STEPHANIE HEMPHILL: Rapsis loves rhythm, and he likes to work with the texture or timbre of his found sounds. He hears music, even in the sound of gravel falling off a shovel.
RYAN RAPSIS: Every single sound has some sort of timbral quality because you have the rocks, how they cling off of each other, based on their volume and what velocity they're hitting. I mean, it's what's happening with a lot of those, is you're hearing overtones.
STEPHANIE HEMPHILL: This music isn't for everyone, but Lisa McCann loves it. She's the one who commissioned the work. She's a dancer and choreographer. She moved to Duluth six years ago, and her backyard is on the harbor. To go with Rapsis's music, she designed a dance that suggests a clash between human and machine.
LISA MCCANN: He's got incredible rhythms built into it and real complexity. So to me, it brought to mind just the workings of machines.
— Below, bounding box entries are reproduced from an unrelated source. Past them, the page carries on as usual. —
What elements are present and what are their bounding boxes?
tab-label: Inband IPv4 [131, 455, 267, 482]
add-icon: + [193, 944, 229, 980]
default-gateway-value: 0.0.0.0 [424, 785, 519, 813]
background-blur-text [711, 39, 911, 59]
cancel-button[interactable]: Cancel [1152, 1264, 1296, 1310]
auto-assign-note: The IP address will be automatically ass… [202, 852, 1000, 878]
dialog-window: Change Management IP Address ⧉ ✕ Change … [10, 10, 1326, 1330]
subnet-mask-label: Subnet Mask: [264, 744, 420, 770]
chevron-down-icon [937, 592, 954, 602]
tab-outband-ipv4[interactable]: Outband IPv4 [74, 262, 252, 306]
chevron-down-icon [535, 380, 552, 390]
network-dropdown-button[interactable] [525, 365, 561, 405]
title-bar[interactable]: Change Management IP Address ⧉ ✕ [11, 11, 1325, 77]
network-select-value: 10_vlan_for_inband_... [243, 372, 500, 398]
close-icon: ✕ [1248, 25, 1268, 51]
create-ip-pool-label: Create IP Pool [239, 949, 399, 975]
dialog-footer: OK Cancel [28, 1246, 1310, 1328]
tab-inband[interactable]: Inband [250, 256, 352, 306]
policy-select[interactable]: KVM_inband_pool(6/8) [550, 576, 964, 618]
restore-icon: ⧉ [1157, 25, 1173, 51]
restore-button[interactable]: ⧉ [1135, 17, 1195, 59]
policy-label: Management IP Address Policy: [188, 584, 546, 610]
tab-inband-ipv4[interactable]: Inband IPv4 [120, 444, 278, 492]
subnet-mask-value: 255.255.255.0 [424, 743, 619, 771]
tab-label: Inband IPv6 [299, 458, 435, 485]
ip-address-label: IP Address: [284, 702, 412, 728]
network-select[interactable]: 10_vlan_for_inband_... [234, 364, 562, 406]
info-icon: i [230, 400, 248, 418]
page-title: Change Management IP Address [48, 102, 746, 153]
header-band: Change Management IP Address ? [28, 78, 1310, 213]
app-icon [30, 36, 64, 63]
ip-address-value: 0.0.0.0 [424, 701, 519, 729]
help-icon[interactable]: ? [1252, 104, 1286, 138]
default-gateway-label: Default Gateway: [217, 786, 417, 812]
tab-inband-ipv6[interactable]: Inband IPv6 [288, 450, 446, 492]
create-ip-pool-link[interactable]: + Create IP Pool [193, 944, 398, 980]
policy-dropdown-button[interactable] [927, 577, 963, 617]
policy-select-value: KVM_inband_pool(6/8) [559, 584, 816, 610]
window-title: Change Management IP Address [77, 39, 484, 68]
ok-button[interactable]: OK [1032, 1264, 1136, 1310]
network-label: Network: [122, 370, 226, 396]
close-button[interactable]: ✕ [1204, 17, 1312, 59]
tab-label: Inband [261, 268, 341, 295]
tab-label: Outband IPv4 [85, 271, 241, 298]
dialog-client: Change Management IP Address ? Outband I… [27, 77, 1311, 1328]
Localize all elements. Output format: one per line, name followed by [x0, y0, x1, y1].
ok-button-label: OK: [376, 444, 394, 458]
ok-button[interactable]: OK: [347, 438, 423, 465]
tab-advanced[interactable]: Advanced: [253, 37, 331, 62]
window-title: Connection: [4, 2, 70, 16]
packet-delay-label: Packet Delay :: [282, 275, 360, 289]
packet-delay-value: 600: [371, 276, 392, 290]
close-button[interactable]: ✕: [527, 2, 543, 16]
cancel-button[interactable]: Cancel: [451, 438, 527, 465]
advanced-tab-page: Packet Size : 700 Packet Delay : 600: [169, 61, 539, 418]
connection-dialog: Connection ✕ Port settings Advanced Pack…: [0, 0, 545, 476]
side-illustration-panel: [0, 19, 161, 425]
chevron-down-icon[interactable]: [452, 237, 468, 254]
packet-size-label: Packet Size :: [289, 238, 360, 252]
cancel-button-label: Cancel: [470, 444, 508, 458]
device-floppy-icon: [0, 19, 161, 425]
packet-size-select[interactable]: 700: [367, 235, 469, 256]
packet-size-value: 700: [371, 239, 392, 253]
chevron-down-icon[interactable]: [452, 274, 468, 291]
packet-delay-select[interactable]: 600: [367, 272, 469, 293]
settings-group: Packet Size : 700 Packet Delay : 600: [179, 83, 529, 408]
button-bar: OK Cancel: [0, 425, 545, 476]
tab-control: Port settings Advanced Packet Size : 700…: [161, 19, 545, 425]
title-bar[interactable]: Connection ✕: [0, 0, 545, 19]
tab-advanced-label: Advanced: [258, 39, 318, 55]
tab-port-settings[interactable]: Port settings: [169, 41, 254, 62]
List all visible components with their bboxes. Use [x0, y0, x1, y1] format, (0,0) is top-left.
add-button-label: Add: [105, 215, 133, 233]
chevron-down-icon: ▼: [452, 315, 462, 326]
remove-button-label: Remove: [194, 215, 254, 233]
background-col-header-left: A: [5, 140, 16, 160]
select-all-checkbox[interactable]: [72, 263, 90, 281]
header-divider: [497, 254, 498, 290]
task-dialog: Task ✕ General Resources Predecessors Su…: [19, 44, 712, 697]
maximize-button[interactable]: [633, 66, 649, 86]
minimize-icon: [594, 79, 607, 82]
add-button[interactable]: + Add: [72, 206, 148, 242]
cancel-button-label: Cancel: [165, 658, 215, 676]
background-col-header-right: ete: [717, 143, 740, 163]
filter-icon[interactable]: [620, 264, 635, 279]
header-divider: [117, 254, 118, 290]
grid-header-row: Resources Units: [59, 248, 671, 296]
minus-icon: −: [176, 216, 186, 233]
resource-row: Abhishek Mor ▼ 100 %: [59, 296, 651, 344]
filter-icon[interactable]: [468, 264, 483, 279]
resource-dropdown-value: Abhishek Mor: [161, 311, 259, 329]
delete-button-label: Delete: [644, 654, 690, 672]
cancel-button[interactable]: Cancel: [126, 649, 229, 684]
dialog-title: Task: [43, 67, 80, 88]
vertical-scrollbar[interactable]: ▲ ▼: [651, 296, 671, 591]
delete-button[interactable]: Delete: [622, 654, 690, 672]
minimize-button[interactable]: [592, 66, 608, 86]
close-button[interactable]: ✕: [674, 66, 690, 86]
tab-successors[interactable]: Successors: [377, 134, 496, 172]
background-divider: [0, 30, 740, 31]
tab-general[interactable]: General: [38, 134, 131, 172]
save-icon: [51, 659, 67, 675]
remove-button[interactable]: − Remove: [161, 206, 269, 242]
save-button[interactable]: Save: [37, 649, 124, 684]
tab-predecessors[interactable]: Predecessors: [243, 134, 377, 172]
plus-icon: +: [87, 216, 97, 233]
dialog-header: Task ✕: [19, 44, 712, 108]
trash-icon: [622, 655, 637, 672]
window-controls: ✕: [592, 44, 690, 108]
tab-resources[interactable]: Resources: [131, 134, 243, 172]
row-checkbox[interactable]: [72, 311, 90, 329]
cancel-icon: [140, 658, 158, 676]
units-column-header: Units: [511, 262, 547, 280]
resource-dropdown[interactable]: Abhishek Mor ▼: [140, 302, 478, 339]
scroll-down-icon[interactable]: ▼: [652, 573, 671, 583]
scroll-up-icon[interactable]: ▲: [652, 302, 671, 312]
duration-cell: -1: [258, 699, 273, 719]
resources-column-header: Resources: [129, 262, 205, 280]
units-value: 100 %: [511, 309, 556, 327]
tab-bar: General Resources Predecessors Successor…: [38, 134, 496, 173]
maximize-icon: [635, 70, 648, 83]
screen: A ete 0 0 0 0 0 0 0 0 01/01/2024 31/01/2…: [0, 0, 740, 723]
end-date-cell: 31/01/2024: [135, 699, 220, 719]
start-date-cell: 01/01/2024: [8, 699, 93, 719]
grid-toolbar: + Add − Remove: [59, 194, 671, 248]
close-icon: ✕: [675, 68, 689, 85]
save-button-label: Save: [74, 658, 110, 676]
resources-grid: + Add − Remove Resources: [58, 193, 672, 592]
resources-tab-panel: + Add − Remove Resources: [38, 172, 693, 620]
STEPHANIE HEMPHILL: The dance is part of a program called Sounding Duluth. Tonight and tomorrow night, 30 artists will blend dance, music, spoken word, and painting on the stage of the Weber Music Hall. Sounds of the Harbor by Ryan Rapsis is the centerpiece of the program. It's the first time he's written music for dance. He says it's a perfect combination.
Rapsis admits his compositions sometimes don't work well in a concert setting because the music is being played back from a computer. The dance will give the audience something to look at, and Ryan Rapsis says, it'll help them respond to the music. Stephanie Hemphill, Minnesota Public Radio, Duluth.